(Reference photo) Women selling cuts of pork. Photograph taken by ASIAPRESS in November, 2011 at a market in a northern border city.

While South Korea and China ready themselves against the possibility of contagion, an outbreak of African swine fever has long been confirmed in North Korea, where, due to a collapsing quarantine, black market pork sales are reportedly on the rise.

According to a reporting partner living in the northern city of Hoeryong, who spoke with ASIAPRESS on June 24, quarantine authorities had cracked down on pork distribution but, since early June, gradually loosened restrictions. As black market sales are rampant, meat traders are secretly selling tainted pork at the market or at their home.

The reporting partner explained, “Residents were reluctant to eat pork because the authorities took such strong measures, including promoting awareness of the disease and buying and incinerating all pork in circulation. However, as word spread that the disease does not infect people and the crackdown became more relaxed, people began to secretly buy and eat pork. I don’t think the authorities are even disposing of the pork anymore.”

Dropping prices of black market pork seem to be responsible for people becoming less vigilant. Pork used to cost 15 Chinese yuan per kilogram (about 2,500 South Korean won) but prices recently fell to 12 Chinese yuan (about 2,000 South Korean won).

Another factor was the simultaneous rise in the cost of other meats. The prices of lamb, mutton, beef, goat, duck, and rabbit have all risen by 10 to 20 percent, reaching almost twice the cost of black market pork.

In North Korea, the outbreak of African swine fever was confirmed in mid-May, prompting a ban on pork sales, distribution, and consumption, with police and quarantine authorities enforcing a crackdown at markets.

As the African swine fever virus remains active in smoked and frozen meat products, it is a dangerous source of infection for live pigs. When infected, the mortality rate is said to be close to 100 percent.
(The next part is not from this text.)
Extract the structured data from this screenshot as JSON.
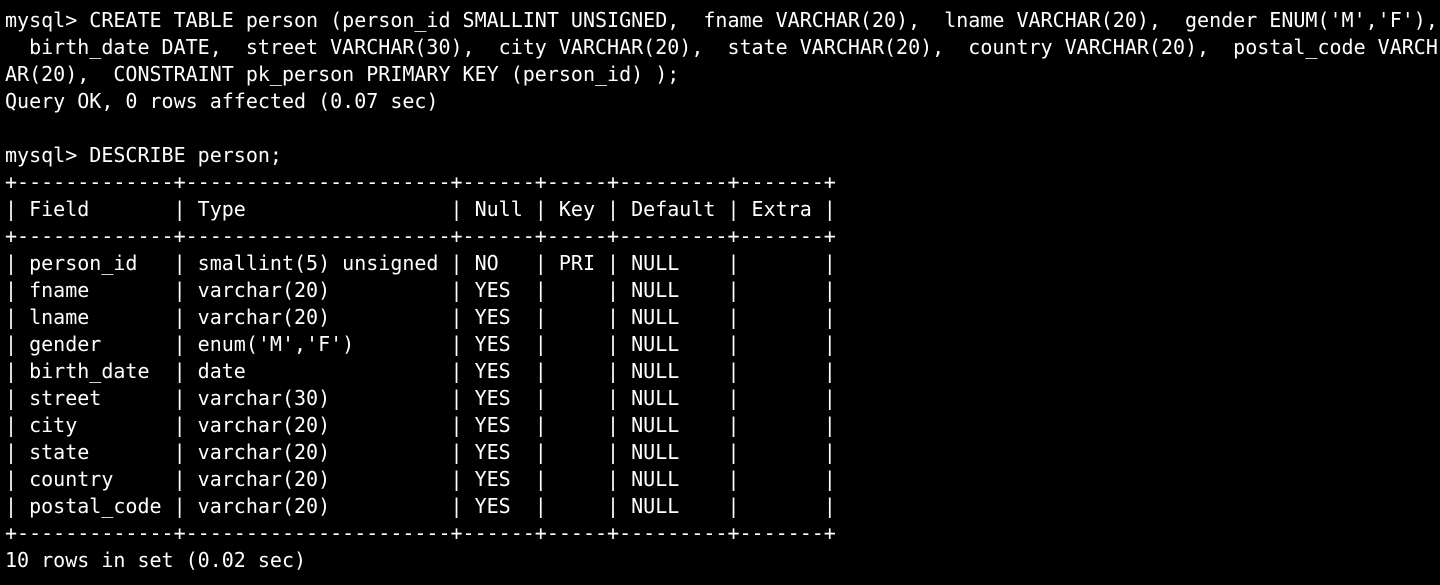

South Korea, meanwhile, has proposed cooperating with the North at the military demarcation line in order to prevent wild boars from spreading the disease across the border. However, the North has been very slow to respond and finds its own quarantine system full of loopholes. In order to stymie the contagion’s spread, the two countries must cooperate quickly. (Kang Ji-won)

※ASIAPRESS contacts its reporting partners in North Korea through smuggled Chinese phones.